Burda bahsedilen tam olarak şu hani bazı cemaat takılan kişiler cemaat arkadaşları gelince bir haremlik selamlık yapılır mübarek misafir gittiğin kişiyi yolda görsen tanımazsın. Çaylar gizlice eşe uzatılır falan filan. Ama her ne Hikmet ise aynı ailelerin normal arkadaşları gelince hiç öyle olmaz. Ya da bu aileler zaten bir çok karşı cinsten iş arkadaşına sahiptir. Ama işte illa bi ispat çabası…
Ben nefret ediyorum arkadaşım. Eşimin arkadaşı eşi Ile geliyor bana selam bile vermiyor. Nedir yani bu nasıl bir şey. Aynı kişi başka kadınlarla konuşuyor ama…
Bu tür şeyleri ilahiyatda yl yaparken de gördüm lisans öğrencisi kızlarda sürekli bi erkek hocalardan çekinme ay şöyle desem ne düşünür şimdi erkek olsam neyse falan filan. Yahu ne alaka sapık mı bu insanlar. Oraya ilim öğrenmeye gitmiyor muyuz.
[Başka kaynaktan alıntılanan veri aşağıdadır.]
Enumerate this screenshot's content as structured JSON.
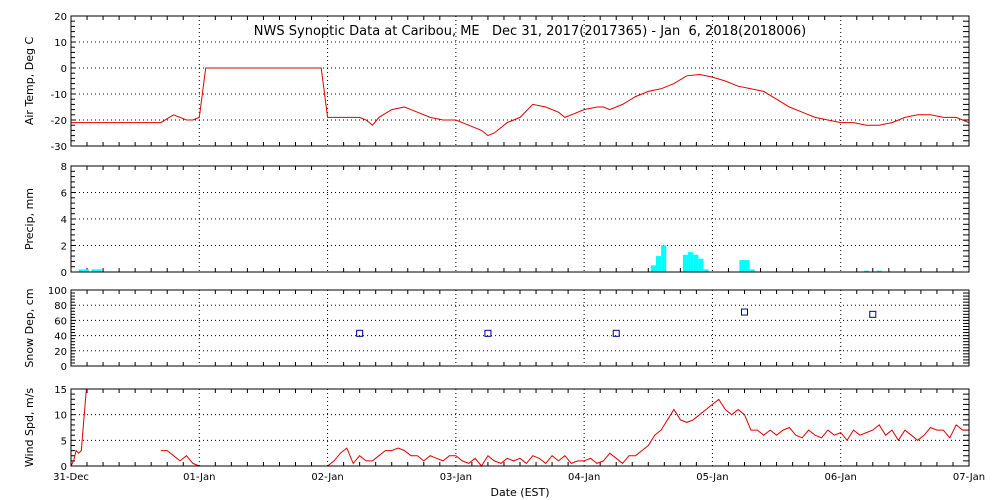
{
  "title": "NWS Synoptic Data at Caribou, ME   Dec 31, 2017(2017365) - Jan  6, 2018(2018006)",
  "xlabel": "Date (EST)",
  "colors": {
    "line": "#e00000",
    "bar": "#00ffff",
    "marker": "#00008b",
    "grid": "#000000"
  },
  "chart_data": [
    {
      "type": "line",
      "ylabel": "Air Temp, Deg C",
      "x_unit": "days since Dec 31 00:00",
      "xlim": [
        0,
        7
      ],
      "ylim": [
        -30,
        20
      ],
      "yticks": [
        20,
        10,
        0,
        -10,
        -20,
        -30
      ],
      "series": [
        {
          "x": [
            0,
            0.3,
            0.4,
            0.6,
            0.7,
            0.8,
            0.9,
            0.95,
            1.0,
            1.05,
            1.5,
            1.9,
            1.95,
            2.0,
            2.1,
            2.2,
            2.25,
            2.3,
            2.35,
            2.4,
            2.5,
            2.6,
            2.7,
            2.8,
            2.9,
            3.0,
            3.1,
            3.2,
            3.25,
            3.3,
            3.4,
            3.5,
            3.6,
            3.7,
            3.8,
            3.85,
            3.9,
            4.0,
            4.1,
            4.15,
            4.2,
            4.3,
            4.4,
            4.5,
            4.6,
            4.7,
            4.8,
            4.9,
            5.0,
            5.1,
            5.2,
            5.3,
            5.4,
            5.5,
            5.6,
            5.7,
            5.8,
            5.9,
            6.0,
            6.1,
            6.2,
            6.3,
            6.4,
            6.5,
            6.6,
            6.7,
            6.8,
            6.9,
            7.0
          ],
          "y": [
            -21,
            -21,
            -21,
            -21,
            -21,
            -18,
            -20,
            -20,
            -19,
            0,
            0,
            0,
            0,
            -19,
            -19,
            -19,
            -19,
            -20,
            -22,
            -19,
            -16,
            -15,
            -17,
            -19,
            -20,
            -20,
            -22,
            -24,
            -26,
            -25,
            -21,
            -19,
            -14,
            -15,
            -17,
            -19,
            -18,
            -16,
            -15,
            -15,
            -16,
            -14,
            -11,
            -9,
            -8,
            -6,
            -3,
            -2.5,
            -3.5,
            -5,
            -7,
            -8,
            -9,
            -12,
            -15,
            -17,
            -19,
            -20,
            -21,
            -21,
            -22,
            -22,
            -21,
            -19,
            -18,
            -18,
            -19,
            -19,
            -21
          ]
        }
      ]
    },
    {
      "type": "bar",
      "ylabel": "Precip, mm",
      "x_unit": "days since Dec 31 00:00",
      "xlim": [
        0,
        7
      ],
      "ylim": [
        0,
        8
      ],
      "yticks": [
        8,
        6,
        4,
        2,
        0
      ],
      "bar_width": 0.04,
      "x": [
        0.08,
        0.12,
        0.18,
        0.22,
        4.54,
        4.58,
        4.62,
        4.79,
        4.83,
        4.87,
        4.91,
        4.95,
        5.23,
        5.27,
        5.31,
        6.2,
        6.3
      ],
      "values": [
        0.2,
        0.2,
        0.2,
        0.2,
        0.5,
        1.2,
        2.0,
        1.3,
        1.5,
        1.3,
        1.0,
        0.2,
        0.9,
        0.9,
        0.2,
        0.1,
        0.1
      ]
    },
    {
      "type": "scatter",
      "ylabel": "Snow Dep, cm",
      "x_unit": "days since Dec 31 00:00",
      "xlim": [
        0,
        7
      ],
      "ylim": [
        0,
        100
      ],
      "yticks": [
        100,
        80,
        60,
        40,
        20,
        0
      ],
      "x": [
        2.25,
        3.25,
        4.25,
        5.25,
        6.25
      ],
      "values": [
        43,
        43,
        43,
        71,
        68
      ]
    },
    {
      "type": "line",
      "ylabel": "Wind Spd, m/s",
      "x_unit": "days since Dec 31 00:00",
      "xlim": [
        0,
        7
      ],
      "ylim": [
        0,
        15
      ],
      "yticks": [
        15,
        10,
        5,
        0
      ],
      "x_tick_labels": [
        "31-Dec",
        "01-Jan",
        "02-Jan",
        "03-Jan",
        "04-Jan",
        "05-Jan",
        "06-Jan",
        "07-Jan"
      ],
      "series": [
        {
          "x": [
            0,
            0.02,
            0.04,
            0.06,
            0.08,
            0.1,
            0.12
          ],
          "y": [
            0,
            1,
            3,
            2.5,
            3,
            9,
            15
          ]
        },
        {
          "x": [
            0.7,
            0.75,
            0.8,
            0.85,
            0.9,
            0.95,
            1.0
          ],
          "y": [
            3,
            3,
            2,
            1,
            2,
            0.5,
            0
          ]
        },
        {
          "x": [
            2.0,
            2.05,
            2.1,
            2.15,
            2.2,
            2.25,
            2.3,
            2.35,
            2.4,
            2.45,
            2.5,
            2.55,
            2.6,
            2.65,
            2.7,
            2.75,
            2.8,
            2.85,
            2.9,
            2.95,
            3.0,
            3.05,
            3.1,
            3.15,
            3.2,
            3.25,
            3.3,
            3.35,
            3.4,
            3.45,
            3.5,
            3.55,
            3.6,
            3.65,
            3.7,
            3.75,
            3.8,
            3.85,
            3.9,
            3.95,
            4.0,
            4.05,
            4.1,
            4.15,
            4.2,
            4.25,
            4.3,
            4.35,
            4.4,
            4.45,
            4.5,
            4.55,
            4.6,
            4.65,
            4.7,
            4.75,
            4.8,
            4.85,
            4.9,
            4.95,
            5.0,
            5.05,
            5.1,
            5.15,
            5.2,
            5.25,
            5.3,
            5.35,
            5.4,
            5.45,
            5.5,
            5.55,
            5.6,
            5.65,
            5.7,
            5.75,
            5.8,
            5.85,
            5.9,
            5.95,
            6.0,
            6.05,
            6.1,
            6.15,
            6.2,
            6.25,
            6.3,
            6.35,
            6.4,
            6.45,
            6.5,
            6.55,
            6.6,
            6.65,
            6.7,
            6.75,
            6.8,
            6.85,
            6.9,
            6.95,
            7.0
          ],
          "y": [
            0,
            1,
            2.5,
            3.5,
            0.5,
            2,
            1,
            1,
            2,
            3,
            3,
            3.5,
            3,
            2,
            2,
            1,
            2,
            1.5,
            1,
            2,
            2,
            1,
            0.5,
            1.5,
            0,
            2,
            1,
            0.5,
            1.5,
            1,
            1.5,
            0.5,
            2,
            1.5,
            0.5,
            2,
            1,
            2,
            0.5,
            1,
            1,
            1.5,
            0.5,
            1,
            2.5,
            1.5,
            0.5,
            2,
            2,
            3,
            4,
            6,
            7,
            9,
            11,
            9,
            8.5,
            9,
            10,
            11,
            12,
            13,
            11,
            10,
            11,
            10,
            7,
            7,
            6,
            7,
            6,
            7,
            7.5,
            6,
            5.5,
            7,
            6,
            5.5,
            7,
            6,
            6.5,
            5,
            7,
            6,
            6.5,
            7,
            8,
            6,
            7,
            5,
            7,
            6,
            5,
            6,
            7.5,
            7,
            7,
            5.5,
            8,
            7,
            7
          ]
        }
      ]
    }
  ]
}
Kusura bakmayın da insanın aklı nerdeyse fikri ordadır.
Yurtdışında herkese hi hello gayet konuşuyoruz ama mutaasıp türklere gelince ehe kem küm.
Erkekler Ile boş konuşamamaktan sohbet edememekten değil böyle gerektiğinde bile garip bir durum olmasından insan sinir oluyor.